The data collected in this study will be used to further improve the algorithms with the aim of simplifying the calibration procedure and improving performance. As demonstrated, algorithm 2a, without recalibration on the session day, performed only slightly worse than the best algorithm, giving reason to believe that the algorithms can further be refined by reducing calibration requirements. With more data available, algorithms could be enhanced for a global calibration model for little to no (re-)calibration. We expect to collect this data with the handheld version “D-Pocket” that is currently finalized. The “D-Pocket” is planned as an individual companion for people with diabetes. As such, a trial with a larger number of devices used individually by the patients is planned. For the future, a wearable form factor based on a further miniaturized technology is in the concept phase.

In summary, we have successfully demonstrated the accuracy of a non-invasive glucose measurement technology. The study procedure was designed in a prospective fashion, i.e., measurements were done without prior knowledge of the reference values, aiming to a realistic situation of a diabetes patient. Based on MARD values, the Pearson correlation coefficient, the Bland and Altman analysis, and the consensus error grid analysis, this NIGM system exhibits the ability to follow changes of BG concentrations. The demonstrated performance opens new perspectives for better management of diabetes through realization of a reliable and accurate product for everyday use in the near future.
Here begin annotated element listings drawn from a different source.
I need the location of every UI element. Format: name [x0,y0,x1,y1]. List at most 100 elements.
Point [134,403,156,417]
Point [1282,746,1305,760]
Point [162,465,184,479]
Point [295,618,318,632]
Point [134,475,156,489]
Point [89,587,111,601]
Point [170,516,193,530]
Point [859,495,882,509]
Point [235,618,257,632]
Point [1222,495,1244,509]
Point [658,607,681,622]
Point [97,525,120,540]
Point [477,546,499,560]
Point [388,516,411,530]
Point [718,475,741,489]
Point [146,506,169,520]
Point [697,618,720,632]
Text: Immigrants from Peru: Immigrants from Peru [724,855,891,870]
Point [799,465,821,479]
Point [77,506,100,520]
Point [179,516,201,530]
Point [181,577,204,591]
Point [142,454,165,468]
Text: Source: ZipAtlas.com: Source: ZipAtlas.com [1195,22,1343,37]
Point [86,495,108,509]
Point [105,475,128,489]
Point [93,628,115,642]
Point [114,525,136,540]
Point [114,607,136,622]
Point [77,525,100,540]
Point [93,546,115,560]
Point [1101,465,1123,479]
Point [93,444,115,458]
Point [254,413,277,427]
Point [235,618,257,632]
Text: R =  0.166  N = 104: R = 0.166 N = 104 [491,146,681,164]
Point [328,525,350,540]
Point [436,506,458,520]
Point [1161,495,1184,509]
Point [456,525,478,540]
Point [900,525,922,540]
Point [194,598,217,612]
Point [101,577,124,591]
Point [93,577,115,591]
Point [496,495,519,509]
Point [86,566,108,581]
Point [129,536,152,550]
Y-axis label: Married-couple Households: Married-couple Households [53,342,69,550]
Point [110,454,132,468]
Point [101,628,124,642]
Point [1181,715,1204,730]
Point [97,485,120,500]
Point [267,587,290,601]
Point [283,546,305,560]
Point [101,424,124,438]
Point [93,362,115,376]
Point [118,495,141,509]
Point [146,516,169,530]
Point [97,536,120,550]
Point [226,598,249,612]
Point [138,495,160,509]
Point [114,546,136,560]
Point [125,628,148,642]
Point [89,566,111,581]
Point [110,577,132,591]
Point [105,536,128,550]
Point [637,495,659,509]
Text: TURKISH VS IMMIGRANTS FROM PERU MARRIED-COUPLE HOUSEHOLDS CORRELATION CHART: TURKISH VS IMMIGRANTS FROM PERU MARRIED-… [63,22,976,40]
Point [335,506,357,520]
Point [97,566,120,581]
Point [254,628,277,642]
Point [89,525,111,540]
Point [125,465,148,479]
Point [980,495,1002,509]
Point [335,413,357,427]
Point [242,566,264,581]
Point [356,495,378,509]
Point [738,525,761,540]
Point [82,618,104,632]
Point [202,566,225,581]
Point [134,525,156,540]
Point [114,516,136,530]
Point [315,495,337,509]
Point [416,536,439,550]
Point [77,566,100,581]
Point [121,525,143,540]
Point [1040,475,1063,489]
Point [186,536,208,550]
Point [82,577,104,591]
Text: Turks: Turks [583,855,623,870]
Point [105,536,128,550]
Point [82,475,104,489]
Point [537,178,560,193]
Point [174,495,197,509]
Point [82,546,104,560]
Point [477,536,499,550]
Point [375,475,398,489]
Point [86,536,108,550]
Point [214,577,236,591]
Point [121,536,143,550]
The device developed and used in this clinical validation (D-Base), and the handheld version under development (D-Pocket), do not require consumables such as disposable sensors, except for the test strips used for the calibration procedure with an invasive glucometer as described above. Yet, both allow an unlimited number of measurements to improve the glycemic condition of the diabetes patient. The issue of lifetime of these optical sensors (e.g., as compared to the maximum lifetime of CGM sensors of about 14 days) is not relevant. As for the lifetime of the entire sensor device, we estimate based on lab tests a lifetime of >3 years limited only by standard wear and tear of an optical measurement device and a battery.

For the handheld version, preliminary cost estimates can be made based on a scalable production of the main component, the quantum cascade laser, the associated optics, and a lifetime of the device of several years. As an outcome, the costs over time for non-invasive glucose measurement using this technology will be strongly competitive to the costs for minimally invasive sensors.